Gluten-Free Rhubarb Meringue Shortbread
(Original gluten-type ingredients in brackets)
2 tbsp sugar
1 cup Bob’s Red Mill gluten-free all purpose baking flour (1 cup regular flour)
1/2 cup butter
Blend together. Bake in a 9×9 pan at 350 degrees for 20 minutes, or until golden brown. If you’re using the gluten-free flour, it’ll be a little messy, like a batter, so spread it in the pan with a spoon (In the case of regular white flour, mix the ingredients together with your hands like you would a pastry, until it looks like little breadcrumbs…the shortbread will be crumbly, so press it firmly into the pan).
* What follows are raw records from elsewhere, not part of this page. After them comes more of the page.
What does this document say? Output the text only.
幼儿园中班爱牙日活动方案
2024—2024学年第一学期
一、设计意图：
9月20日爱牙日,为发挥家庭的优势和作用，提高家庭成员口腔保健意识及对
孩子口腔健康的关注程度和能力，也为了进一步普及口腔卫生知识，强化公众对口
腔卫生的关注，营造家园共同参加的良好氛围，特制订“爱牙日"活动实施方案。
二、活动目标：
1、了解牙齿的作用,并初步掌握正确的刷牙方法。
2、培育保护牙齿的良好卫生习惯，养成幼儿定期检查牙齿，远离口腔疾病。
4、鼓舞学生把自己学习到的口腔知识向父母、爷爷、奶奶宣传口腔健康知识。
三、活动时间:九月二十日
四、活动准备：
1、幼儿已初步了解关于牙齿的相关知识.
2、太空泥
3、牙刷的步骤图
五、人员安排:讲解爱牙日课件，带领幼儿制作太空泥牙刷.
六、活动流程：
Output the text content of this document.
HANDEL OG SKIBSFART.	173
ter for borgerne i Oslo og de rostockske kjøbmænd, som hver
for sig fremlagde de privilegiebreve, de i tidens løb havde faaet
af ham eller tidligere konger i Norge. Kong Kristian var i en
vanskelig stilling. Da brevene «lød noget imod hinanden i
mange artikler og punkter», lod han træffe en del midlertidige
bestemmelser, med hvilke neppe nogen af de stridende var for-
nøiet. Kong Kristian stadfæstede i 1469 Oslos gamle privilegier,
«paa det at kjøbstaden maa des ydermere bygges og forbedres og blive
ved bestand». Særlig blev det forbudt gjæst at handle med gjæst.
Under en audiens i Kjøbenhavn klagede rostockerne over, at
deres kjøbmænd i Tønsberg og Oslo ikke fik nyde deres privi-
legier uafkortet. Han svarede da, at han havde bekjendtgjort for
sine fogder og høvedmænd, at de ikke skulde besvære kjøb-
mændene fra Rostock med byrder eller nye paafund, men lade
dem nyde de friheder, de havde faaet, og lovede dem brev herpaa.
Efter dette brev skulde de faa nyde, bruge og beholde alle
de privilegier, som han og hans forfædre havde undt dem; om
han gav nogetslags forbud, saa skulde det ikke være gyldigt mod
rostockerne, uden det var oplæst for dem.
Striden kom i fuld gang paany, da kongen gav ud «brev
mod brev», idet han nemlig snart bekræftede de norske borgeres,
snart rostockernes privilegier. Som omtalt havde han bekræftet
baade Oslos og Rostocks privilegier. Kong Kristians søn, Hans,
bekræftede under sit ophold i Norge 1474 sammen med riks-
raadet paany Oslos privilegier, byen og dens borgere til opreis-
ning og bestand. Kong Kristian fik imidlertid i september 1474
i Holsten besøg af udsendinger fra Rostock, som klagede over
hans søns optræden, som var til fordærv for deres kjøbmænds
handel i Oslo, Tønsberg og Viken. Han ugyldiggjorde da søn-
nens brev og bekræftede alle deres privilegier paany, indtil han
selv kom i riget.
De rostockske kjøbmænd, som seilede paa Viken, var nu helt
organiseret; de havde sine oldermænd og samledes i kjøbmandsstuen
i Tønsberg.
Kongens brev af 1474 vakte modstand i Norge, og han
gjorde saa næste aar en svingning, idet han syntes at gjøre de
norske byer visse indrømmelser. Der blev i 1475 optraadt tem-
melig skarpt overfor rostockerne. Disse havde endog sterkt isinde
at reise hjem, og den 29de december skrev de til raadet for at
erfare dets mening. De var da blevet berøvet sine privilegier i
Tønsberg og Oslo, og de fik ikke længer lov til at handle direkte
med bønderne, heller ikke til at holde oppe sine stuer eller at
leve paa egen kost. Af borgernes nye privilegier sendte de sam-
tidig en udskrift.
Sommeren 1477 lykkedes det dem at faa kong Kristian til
1/2 tsp cornstarch (2 tbsp flour)
1 1/2 cups sugar
3 cups chopped rhubarb
3 egg yolks
1/2 cup milk
Cook together and stir until rhubarb is tender and the mixture has thickened.
3 egg whites
6 tbsp sugar
1/2 tsp vanilla
Using a handmixer, whisk egg white mixture until stiff peaks form. Spread the rhubarb filling onto the baked crust, followed by the meringue, taking care not to mix the two together. Place in a 350 degree oven until meringue has puffed nicely and is a little golden, about 5 minutes or so. Broil for the last minute or two if you like, watching that the meringue doesn’t burn. I never took my eyes from the oven window, it can happen that fast…the first time I made this dessert ten years ago I ran to the bathroom while the meringue was on broil in the oven. Not pretty. But pretty burnt.
I was a little worried with the experiment, especially when I had to spread the shortcake like batter instead of pressing the crumbly bits down into the pan. But it turned out to be as good as the real thing, as good as the gluten. The shortbread bottom was crispier and saltier…nothing wrong with that. This could work with any number of gluten-free flours, I think. I might try rice flour next time. If anyone has any ideas, let me know? The beauty of this dessert is that it all gets put in a square pan and you get that pie feeling without having to worry about shaping anything into a gluten-free pie crust, a feat which I’m not yet brave enough to try. In the meantime, Sandy and I have been experimenting with recipes I’ve already blogged about. I’ve discovered that potato cakes (July 17th) work beautifully with brown rice flour and a teaspoon of baking powder. I’ve been making Nigel Slater’s raspberry ricotta pancakes (June 8th) religiously and wanted to make a gluten-free version for Sandy. She came up with a sorghum flour/arrowroot flour/potato starch/xanthan gum mixture that was so much like the real thing I want to write Nigel a letter. I have a few friends who can’t do gluten at all so I’m excited about tweaking my favourite recipes for them. With Sandy and her arsenal of flours downstairs, we’ll see what else we can come up with by the end of the summer.